Our study had several strengths. We used comprehensively collected, longitudinal, clinical data to conduct this analysis, which allowed us to observe changes in individual women. Furthermore, our relatively long period of follow-up (median, 8 months) allowed for the measurement of trends over time. Our study population of African urban women represents the population in which heterosexual HIV acquisition risk is highest and in which prior studies have indicated increases in HIV acquisition among DMPA users.2 DMPA users have been noted to have increases in STIs including chlamydia,6–8 possibly because of behavior changes after starting contraception. Women in our study had similar sexual behavior and condom use before and after starting DMPA, and we collected detailed data on these behaviors, allowing us to attempt to control for them. Women also received regular screening and treatment for STIs, which allowed for more focused observation of the vaginal microbiota with less interference from asymptomatic or untreated STIs. BV was treated only if women were symptomatic because there is currently no indication for the treatment of asymptomatic BV in nonpregnant women.

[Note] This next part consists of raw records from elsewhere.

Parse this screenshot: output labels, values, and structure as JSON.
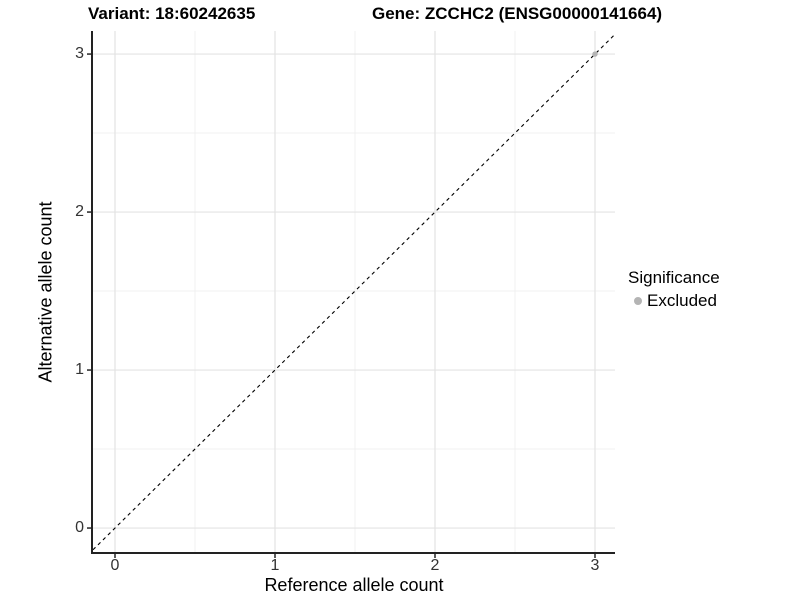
{
  "chart_data": {
    "type": "scatter",
    "title_left": "Variant: 18:60242635",
    "title_right": "Gene: ZCCHC2 (ENSG00000141664)",
    "xlabel": "Reference allele count",
    "ylabel": "Alternative allele count",
    "xlim": [
      -0.1375,
      3.125
    ],
    "ylim": [
      -0.158,
      3.146
    ],
    "x_ticks": [
      "0",
      "1",
      "2",
      "3"
    ],
    "y_ticks": [
      "0",
      "1",
      "2",
      "3"
    ],
    "x_tick_values": [
      0,
      1,
      2,
      3
    ],
    "y_tick_values": [
      0,
      1,
      2,
      3
    ],
    "minor_grid_values": [
      0.5,
      1.5,
      2.5
    ],
    "grid": "on",
    "identity_line": {
      "style": "dashed",
      "slope": 1,
      "intercept": 0,
      "color": "#000000"
    },
    "series": [
      {
        "name": "Excluded",
        "color": "#b4b4b4",
        "points": [
          [
            3,
            3
          ]
        ]
      }
    ],
    "legend": {
      "position": "right",
      "title": "Significance",
      "entries": [
        {
          "label": "Excluded",
          "color": "#b4b4b4"
        }
      ]
    },
    "colors": {
      "grid_major": "#e3e3e3",
      "grid_minor": "#f1f1f1",
      "axis_line": "#222222",
      "tick_mark": "#333333",
      "point": "#b4b4b4",
      "background": "#ffffff"
    }
  }
}
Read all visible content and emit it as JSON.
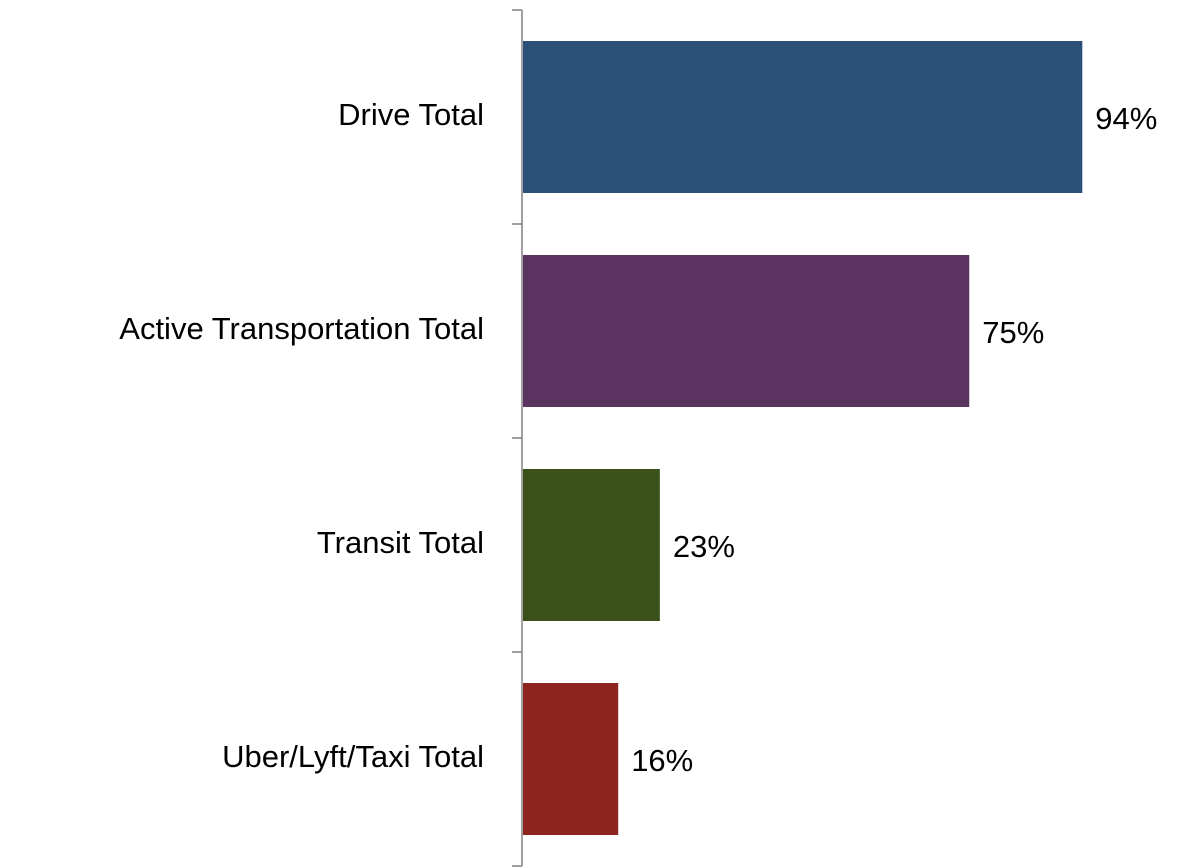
{
  "chart_data": {
    "type": "hbar",
    "categories": [
      "Drive Total",
      "Active Transportation Total",
      "Transit Total",
      "Uber/Lyft/Taxi Total"
    ],
    "values": [
      94,
      75,
      23,
      16
    ],
    "value_labels": [
      "94%",
      "75%",
      "23%",
      "16%"
    ],
    "colors": [
      "#2a5078",
      "#5a3360",
      "#3a5219",
      "#8e2420"
    ]
  }
}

This study was limited by the small number of women investigated. Although we did not have a control group, our measurements before and after DMPA allow each woman to serve as her own control. We studied 4 species of bacteria in the vagina but were unable to include most BV-associated bacteria because of budgetary constraints. Information about vaginal bleeding post-DMPA was imprecise, and we were unable to examine the role of vaginal bleeding and menstruation on changes in the microbiota and inflammatory markers. Our findings in these women engaging in transactional sex in an African city may not be representative of women in other settings.
In conclusion, using DMPA seems to have caused important, lasting alterations in vaginal microbiota and was significantly associated with a large reduction in the quantity of G. vaginalis and inflammatory mediators IL-6, IL-8, and IL-1ra. At present, there are insufficient data to make definitive statements about how these changes would influence HIV susceptibility; but these findings are intriguing and highlight the need for further research to define quantitative changes in components of the full vaginal microbiota that could be related to HIV acquisition and transmission risk. Further investigation of microbiome and mucosal immunological changes with DMPA may help to elucidate the multifactorial influences that this hormonal contraceptive exerts on the vaginal immune environment.